Day Out
Disaster-on-sea
Jonathan Crewe re-lives the
trauma of Southend away
An early start from York. A half hour walk to the station for the 8:30am to Kings Cross, meet more other exiles in London and get to Southend about 12:30pm. Following our failure to beat Preston wed pretty much given up on making the play-offs and were just hoping to have a good day out.
Beer and food in a local boozer gave us the chance to meet several Southend fans - a friendly bunch planning various protests against their manager and chairman. We accept a handful of red cards to be shown at half-time. As 3:00pm neared we headed for the ground, slightly the worse for wear.
We started slowly. Neither side looked capable of defending and a few heads were buried in hands as Southend went one-up. It sounds like hindsight now but I honestly felt we would win this game (I just didnt believe all the other results could go our way). Just before half-time, a brilliant free-kick from Wardy gets us level and everyone feels it might just be our day.
Hopes of the play-offs are abandoned as half-time scores come in. Everything is against us. As we relieve ourselves of the pre-match booze, Radio 5 mistakenly tell us Bristol Rovers are 2-0 up (in fact, as they later correct themselves, its only 1-0).

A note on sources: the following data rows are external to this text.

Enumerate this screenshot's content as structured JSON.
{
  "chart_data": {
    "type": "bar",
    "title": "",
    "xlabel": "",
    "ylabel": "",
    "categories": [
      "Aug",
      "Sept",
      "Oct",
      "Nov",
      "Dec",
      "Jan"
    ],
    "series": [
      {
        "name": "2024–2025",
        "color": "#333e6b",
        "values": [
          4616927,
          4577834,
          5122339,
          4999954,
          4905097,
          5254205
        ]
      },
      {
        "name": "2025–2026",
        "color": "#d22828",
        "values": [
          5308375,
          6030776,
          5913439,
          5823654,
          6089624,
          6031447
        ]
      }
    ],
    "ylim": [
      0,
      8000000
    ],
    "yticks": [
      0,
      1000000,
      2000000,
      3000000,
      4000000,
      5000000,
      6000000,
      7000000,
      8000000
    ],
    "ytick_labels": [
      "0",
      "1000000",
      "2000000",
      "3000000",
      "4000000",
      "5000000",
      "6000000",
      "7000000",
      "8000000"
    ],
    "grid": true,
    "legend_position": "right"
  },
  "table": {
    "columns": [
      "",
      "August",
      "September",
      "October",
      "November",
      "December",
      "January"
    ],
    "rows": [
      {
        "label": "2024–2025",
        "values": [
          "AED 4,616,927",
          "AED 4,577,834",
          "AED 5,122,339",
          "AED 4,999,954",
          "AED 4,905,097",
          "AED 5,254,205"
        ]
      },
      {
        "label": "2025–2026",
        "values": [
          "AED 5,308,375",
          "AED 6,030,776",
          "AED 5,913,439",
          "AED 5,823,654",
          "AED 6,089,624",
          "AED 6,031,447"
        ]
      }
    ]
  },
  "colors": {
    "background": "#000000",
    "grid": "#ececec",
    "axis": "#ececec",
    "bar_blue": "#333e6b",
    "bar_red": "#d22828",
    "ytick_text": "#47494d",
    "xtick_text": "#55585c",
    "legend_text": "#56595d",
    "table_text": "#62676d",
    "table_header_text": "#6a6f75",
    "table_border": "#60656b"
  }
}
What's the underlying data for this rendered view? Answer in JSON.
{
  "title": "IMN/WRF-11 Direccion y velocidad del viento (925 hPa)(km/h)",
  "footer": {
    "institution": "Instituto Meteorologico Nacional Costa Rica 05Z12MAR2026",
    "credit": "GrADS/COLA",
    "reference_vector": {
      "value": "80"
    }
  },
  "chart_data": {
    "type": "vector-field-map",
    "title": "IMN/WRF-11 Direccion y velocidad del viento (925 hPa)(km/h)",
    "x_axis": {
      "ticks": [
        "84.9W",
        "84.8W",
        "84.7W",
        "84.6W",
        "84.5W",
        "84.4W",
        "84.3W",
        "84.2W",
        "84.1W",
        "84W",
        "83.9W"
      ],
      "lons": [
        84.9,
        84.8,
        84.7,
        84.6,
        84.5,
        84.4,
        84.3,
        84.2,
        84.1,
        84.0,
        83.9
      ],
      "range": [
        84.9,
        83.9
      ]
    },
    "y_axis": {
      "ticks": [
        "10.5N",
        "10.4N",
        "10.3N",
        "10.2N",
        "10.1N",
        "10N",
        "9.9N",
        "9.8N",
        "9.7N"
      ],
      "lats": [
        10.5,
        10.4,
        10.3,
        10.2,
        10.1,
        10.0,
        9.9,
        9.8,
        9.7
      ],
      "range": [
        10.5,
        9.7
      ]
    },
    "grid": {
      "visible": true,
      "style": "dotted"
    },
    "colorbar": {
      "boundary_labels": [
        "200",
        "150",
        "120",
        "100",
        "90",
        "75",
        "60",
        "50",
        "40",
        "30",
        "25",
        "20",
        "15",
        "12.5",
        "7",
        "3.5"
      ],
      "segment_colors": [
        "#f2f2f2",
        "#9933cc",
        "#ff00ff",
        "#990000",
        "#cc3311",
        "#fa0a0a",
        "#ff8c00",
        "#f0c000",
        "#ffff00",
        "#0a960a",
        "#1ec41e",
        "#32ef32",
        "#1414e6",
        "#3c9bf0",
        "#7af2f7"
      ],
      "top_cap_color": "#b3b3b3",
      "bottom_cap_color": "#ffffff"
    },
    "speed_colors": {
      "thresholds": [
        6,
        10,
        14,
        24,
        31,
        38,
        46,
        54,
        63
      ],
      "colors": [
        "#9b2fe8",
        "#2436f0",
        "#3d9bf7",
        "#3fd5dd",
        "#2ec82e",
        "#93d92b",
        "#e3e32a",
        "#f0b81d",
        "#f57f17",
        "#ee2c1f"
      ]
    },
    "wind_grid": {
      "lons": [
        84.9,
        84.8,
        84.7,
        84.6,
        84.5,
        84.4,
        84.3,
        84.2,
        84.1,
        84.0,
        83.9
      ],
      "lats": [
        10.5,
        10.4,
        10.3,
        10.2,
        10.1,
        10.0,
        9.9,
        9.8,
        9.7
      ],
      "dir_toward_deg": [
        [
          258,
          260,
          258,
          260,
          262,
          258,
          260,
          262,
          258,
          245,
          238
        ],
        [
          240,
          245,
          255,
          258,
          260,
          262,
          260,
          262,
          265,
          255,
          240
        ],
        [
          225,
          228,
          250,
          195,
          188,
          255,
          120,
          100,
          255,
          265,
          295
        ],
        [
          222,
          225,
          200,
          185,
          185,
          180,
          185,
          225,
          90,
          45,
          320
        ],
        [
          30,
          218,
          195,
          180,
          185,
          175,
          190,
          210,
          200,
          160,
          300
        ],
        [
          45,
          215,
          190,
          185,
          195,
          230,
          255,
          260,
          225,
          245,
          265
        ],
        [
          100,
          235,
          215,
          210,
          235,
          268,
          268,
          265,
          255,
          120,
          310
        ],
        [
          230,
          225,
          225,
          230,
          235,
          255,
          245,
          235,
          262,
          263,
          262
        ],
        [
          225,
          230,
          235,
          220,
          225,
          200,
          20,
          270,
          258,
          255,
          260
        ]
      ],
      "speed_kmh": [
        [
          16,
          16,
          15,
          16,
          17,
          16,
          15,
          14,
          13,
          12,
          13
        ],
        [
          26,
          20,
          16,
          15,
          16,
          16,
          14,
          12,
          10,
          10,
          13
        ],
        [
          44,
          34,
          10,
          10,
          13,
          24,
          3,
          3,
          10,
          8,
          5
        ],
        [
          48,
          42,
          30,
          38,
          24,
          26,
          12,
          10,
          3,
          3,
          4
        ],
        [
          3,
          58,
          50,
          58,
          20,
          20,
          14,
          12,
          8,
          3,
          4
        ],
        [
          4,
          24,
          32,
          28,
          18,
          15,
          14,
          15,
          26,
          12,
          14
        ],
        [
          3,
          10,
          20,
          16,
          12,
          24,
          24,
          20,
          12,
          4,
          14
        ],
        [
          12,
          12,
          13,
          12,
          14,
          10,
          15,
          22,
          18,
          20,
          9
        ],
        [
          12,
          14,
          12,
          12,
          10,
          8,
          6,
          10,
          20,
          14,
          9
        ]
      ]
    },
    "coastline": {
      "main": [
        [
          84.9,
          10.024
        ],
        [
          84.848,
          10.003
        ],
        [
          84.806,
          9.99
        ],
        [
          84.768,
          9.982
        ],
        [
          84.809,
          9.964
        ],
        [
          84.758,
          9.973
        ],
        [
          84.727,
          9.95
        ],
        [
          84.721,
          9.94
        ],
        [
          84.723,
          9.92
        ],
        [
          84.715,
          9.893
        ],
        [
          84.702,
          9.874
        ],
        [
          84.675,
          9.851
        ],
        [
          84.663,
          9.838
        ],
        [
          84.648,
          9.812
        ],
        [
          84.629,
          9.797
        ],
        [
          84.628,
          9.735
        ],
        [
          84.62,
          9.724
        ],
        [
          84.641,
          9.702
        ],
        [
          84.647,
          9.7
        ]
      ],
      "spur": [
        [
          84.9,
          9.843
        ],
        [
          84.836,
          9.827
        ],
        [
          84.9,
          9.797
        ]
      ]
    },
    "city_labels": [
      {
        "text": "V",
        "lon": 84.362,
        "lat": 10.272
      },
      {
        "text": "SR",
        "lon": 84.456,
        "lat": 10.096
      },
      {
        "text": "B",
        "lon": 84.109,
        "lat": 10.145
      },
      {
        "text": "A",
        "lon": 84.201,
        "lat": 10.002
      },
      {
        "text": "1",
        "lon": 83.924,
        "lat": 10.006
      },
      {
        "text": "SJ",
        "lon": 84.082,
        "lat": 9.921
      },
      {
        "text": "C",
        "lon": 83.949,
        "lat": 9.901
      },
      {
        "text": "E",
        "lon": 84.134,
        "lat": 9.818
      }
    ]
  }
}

We are excellent in the second-half and news spreads from those with Walkmans tuned into 5 Live that some results are turning our way. As we completely overpower Southend with two more excellent goals, the game before us becomes irrelevant and were glued to the radio. The adrenalin has now overpowered the alcohol and Im a nervous wreck.
Then the miracle happens. News comes through that Bristol Rovers are now at 1-1 and were in a play-off spot. There are obviously plenty of people with radios as the whole Wrexham end seems to find out simultaneously. The celebrations dont go unnoticed by the team and they clearly realise whats happening.
With only minutes to go its announced that Bristol Rovers have scored again. You can hear hopes splinter and an eerie silence slips over the Wrexham end. The emotional battering leaves me numb as the final whistle goes and Marriott enquires whats happened elsewhere. Southend fans invade the pitch in protest. They show no aggression towards us but do break the crossbar in their frustration! We desperately hang on for the classified check, hoping against all reason that something ridiculous has happened and were through.

So close yet so far. Mark Barnes (holding the radio) listens out for other results.
As we leave the ground I console myself that two hours earlier I had written us off and expected nothing. It doesnt help much but youve got to appreciate how far WFC has come since the bad old days. I remember celebrating avoiding re-election (two years running!) and not being relegated to the Conference. After all, would you swap places with those Southend fans?